Reed's, Inc.
- Company type: Public
- Traded as: OTCQX: REED
- Industry: Beverages, Soft Drinks
- Founded: 1989; 37 years ago
- Founder: Christopher J. Reed
- Headquarters: Norwalk, Connecticut
- Area served: North America
- Key people: Norman E. Snyder (CEO, Director) Christopher J. Reed (CIO, Founder) John Bello (Chairman)
- Revenue: US$33.820 Million (FY 2019)
- Number of employees: 28 (Dec 2019)
- Website: drinkreeds.com

= Reed's =

American soft drinks and candies company

Reed's Inc. is a US-based company that manufactures soft drinks and candies. The company was founded by Christopher J. Reed in 1989. It was originally based in Los Angeles, California, but moved its headquarters to Norwalk, Connecticut, in September 2018.

==History==
Reed began developing his first ginger beverage in 1987 while researching the health benefits of ginger. In 1989, after two years of research and development, he began marketing the beverage in Southern California. In 1991, Reed incorporated his company under the name of Original Beverage Corporation.

Original Beverage Corporation purchased the Virgil's Root Beer brand from the Crowley Beverage Company in 1999. Original Beverage Corporation reincorporated as Reed's Inc on September 7, 2001, with Reed as the initial director.

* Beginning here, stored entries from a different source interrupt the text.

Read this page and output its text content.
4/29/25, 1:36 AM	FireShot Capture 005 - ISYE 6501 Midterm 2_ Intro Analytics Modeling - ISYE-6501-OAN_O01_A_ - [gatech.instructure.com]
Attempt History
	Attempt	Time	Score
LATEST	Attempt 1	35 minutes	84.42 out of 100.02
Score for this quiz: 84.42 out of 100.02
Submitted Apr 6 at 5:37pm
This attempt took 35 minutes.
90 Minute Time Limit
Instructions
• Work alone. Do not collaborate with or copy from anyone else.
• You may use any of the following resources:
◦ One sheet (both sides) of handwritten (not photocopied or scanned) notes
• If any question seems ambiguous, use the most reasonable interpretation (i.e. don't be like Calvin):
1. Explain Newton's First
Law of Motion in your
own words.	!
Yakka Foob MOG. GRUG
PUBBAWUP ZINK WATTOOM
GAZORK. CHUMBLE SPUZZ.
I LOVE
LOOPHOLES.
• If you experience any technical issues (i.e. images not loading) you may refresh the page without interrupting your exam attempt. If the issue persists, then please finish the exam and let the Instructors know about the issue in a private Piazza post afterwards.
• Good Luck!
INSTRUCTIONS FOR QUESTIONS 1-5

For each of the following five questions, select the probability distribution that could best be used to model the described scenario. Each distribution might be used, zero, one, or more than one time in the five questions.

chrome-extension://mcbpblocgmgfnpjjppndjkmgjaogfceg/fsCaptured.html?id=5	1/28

On October 11, 2006, Reed's Inc. became a public company. As of 2018, Reed's Inc. products are sold in over 30,000 retail stores in the United States. The company reported $37.7 million in net sales in 2017. The company's stock moved from Nasdaq to the OTC Market in 2023.

==Organization==
In 2016, John Bello joined the board of directors as chairman. Bello is the founder and former CEO of South Beach Beverage Company, which makes teas and juices marketed under the SoBe brand name.

In April 2017, Reed became the Chief Innovation Officer, a newly created position, leaving the CEO position vacant. On June 28, 2017, Valentin Stalowir, a former executive at The Coca-Cola Company, Yum! Brands, and Quaker Oats, was appointed as CEO. On September 29, 2019, Reed's Inc. and Valentin Stalowir entered into a separation agreement which became effective on October 31, 2019. As a result, John Bello temporarily assumed the position of CEO. In March 2020 Norman E. Snyder was appointed CEO.

In January 2018, Reed's Inc. put its Los Angeles manufacturing facility up for sale and plans to complete the sale by the end of the year. Chris Reed managed to obtain additional financing and spun the Los Angeles facility and its contract bottling off as California Custom Beverages Inc.

Reeds' Inc moved its corporate headquarters to Norwalk, Connecticut, in 2018. Reed's Inc. appointed several new executives, naming Iris Snyder as chief financial officer, Philip Trotman as director of marketing, and Beth Brown as director of supply chain and procurement.

==Products==
In 2013, Reed's, Inc. announced that it would be labelling all of its products as GMO-free.

In 2017 and 2018, Reed's Inc. streamlined its product line from over 100 products to approximately 25, focusing on Reed's Inc. and Virgil's soft drinks. Reed's Inc. soft drink line has nine varieties while its ginger candy line has two varieties. Reed's Inc. products are sold in many retail outlets in the US and Canada. In 2021, Reed's Inc. began selling three of its soft drinks in resealable plastic bottles. Virgil's line includes thirteen varieties of soft drinks.

==Notable events==
Reed's Inc. Spiced Apple Brew has won the "Outstanding Beverage Finalist" at the National Association for the Specialty Food Trade. Reed's Inc. Original Ginger Brew has won the "Outstanding Beverage Finalist" from the National Association for the Specialty Food Trade and the "Best Imported Food Product" from the Canadian Fancy Food Association.

Reed's Inc. was selected by WholeFoods Magazine as the Runner Up Beverage Company in the Natural Choice Awards of 2010 and 2011.

Virgil's Root Beer won the "Outstanding Beverage" award at the International Fancy Food and Confection Show in 1994, 1996 and 1997.